Erin Slaughter

Assistant Editor Maggie Su: The first line in Erin Slaughter’s poem “No Horses” is an answer to an unasked question: “Because giving pleasure is less vulnerable / than receiving.” In a tangle of image and interruption, the poem circles an unspoken force. What comes into focus is the effects, the ripples—the ways in which love and hunger conflate and how deprivation distorts the speaker’s vision of compassion. In the perfect last line, Slaughter’s speaker offers a declaration that splits the poem open at its center.

To hear Erin read her poem, click below:


No Horses


Because giving pleasure is less vulnerable
than receiving. Like animals in the underbrush
scuffing for hours in the barren dirt
for fruit: perhaps we seek in sacrifice
a kind of safety. That mirage
sealed with ore, to be loved, meaning
hollowed until solved. And measured
in penitent seasons: sallow in my shame
costume, gnawing the chicken bones
hidden in the side of the mattress he refuses
to crawl to. I’ve spent a life testing how many
men I could stuff in my mouth until one swam
their way to the laughing wound. Or said Thank you.
Or fed me dense bright spoonfuls
of salt. Who taught us love is an arrow
whose harsh jaw we aim at ourselves. No horses
prize splitting their hooves this way. A girlhood sealed
by deprivation’s bronze tongue gives compassion
a chemical taste.

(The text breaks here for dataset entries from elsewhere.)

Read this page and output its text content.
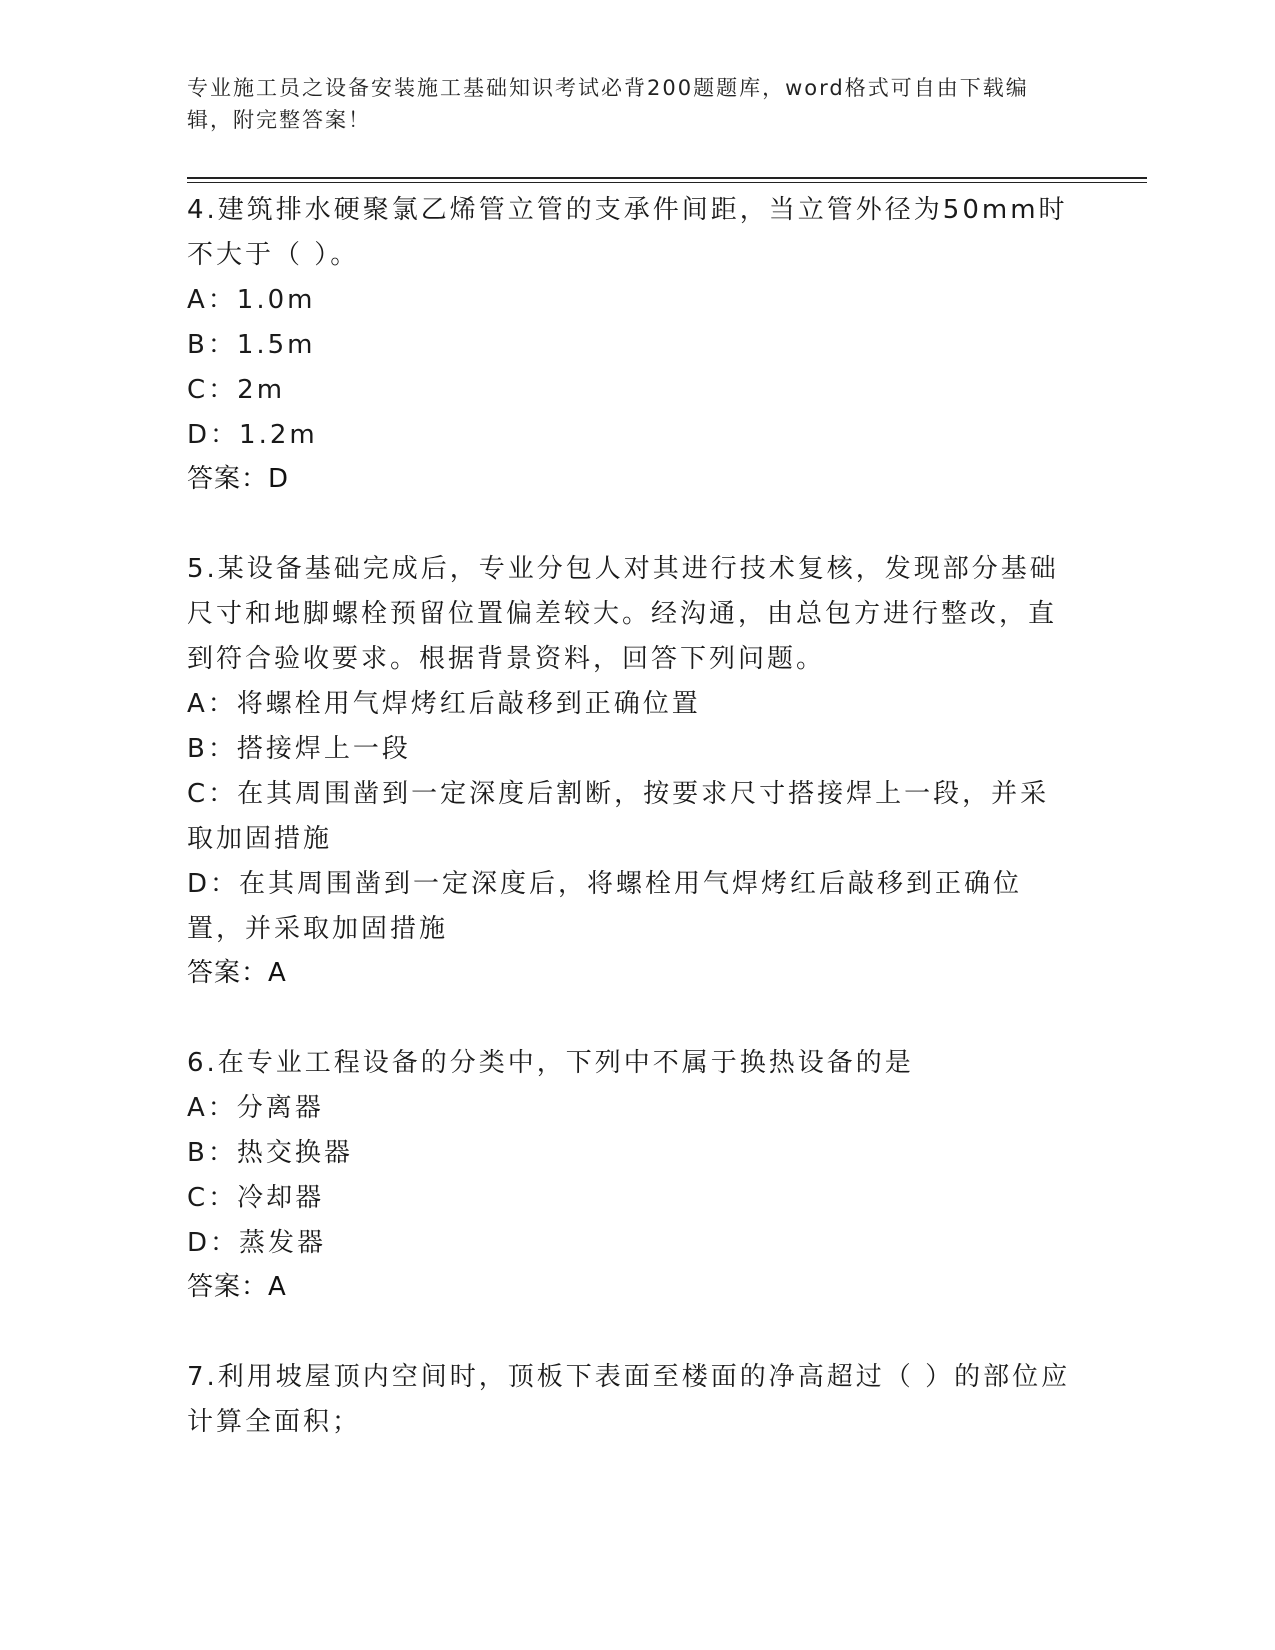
专业施工员之设备安装施工基础知识考试必背200题题库，word格式可自由下载编辑，附完整答案！
4.建筑排水硬聚氯乙烯管立管的支承件间距，当立管外径为50mm时不大于（ ）。
A：1.0m
B：1.5m
C：2m
D：1.2m
答案：D
5.某设备基础完成后，专业分包人对其进行技术复核，发现部分基础尺寸和地脚螺栓预留位置偏差较大。经沟通，由总包方进行整改，直到符合验收要求。根据背景资料，回答下列问题。
A：将螺栓用气焊烤红后敲移到正确位置
B：搭接焊上一段
C：在其周围凿到一定深度后割断，按要求尺寸搭接焊上一段，并采取加固措施
D：在其周围凿到一定深度后，将螺栓用气焊烤红后敲移到正确位置，并采取加固措施
答案：A
6.在专业工程设备的分类中，下列中不属于换热设备的是
A：分离器
B：热交换器
C：冷却器
D：蒸发器
答案：A
7.利用坡屋顶内空间时，顶板下表面至楼面的净高超过（ ）的部位应计算全面积；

Silverfish, choose yourself
a sunken thing. It is worse to survive someone kind.


Erin Slaughter is editor/cofounder of The Hunger, and author of I Will Tell This Story to the Sun Until You Remember That You Are the Sun (New Rivers Press, 2019). Her writing has appeared in Black Warrior Review, The Rumpus, Split Lip Magazine and elsewhere. She lives in Tallahassee.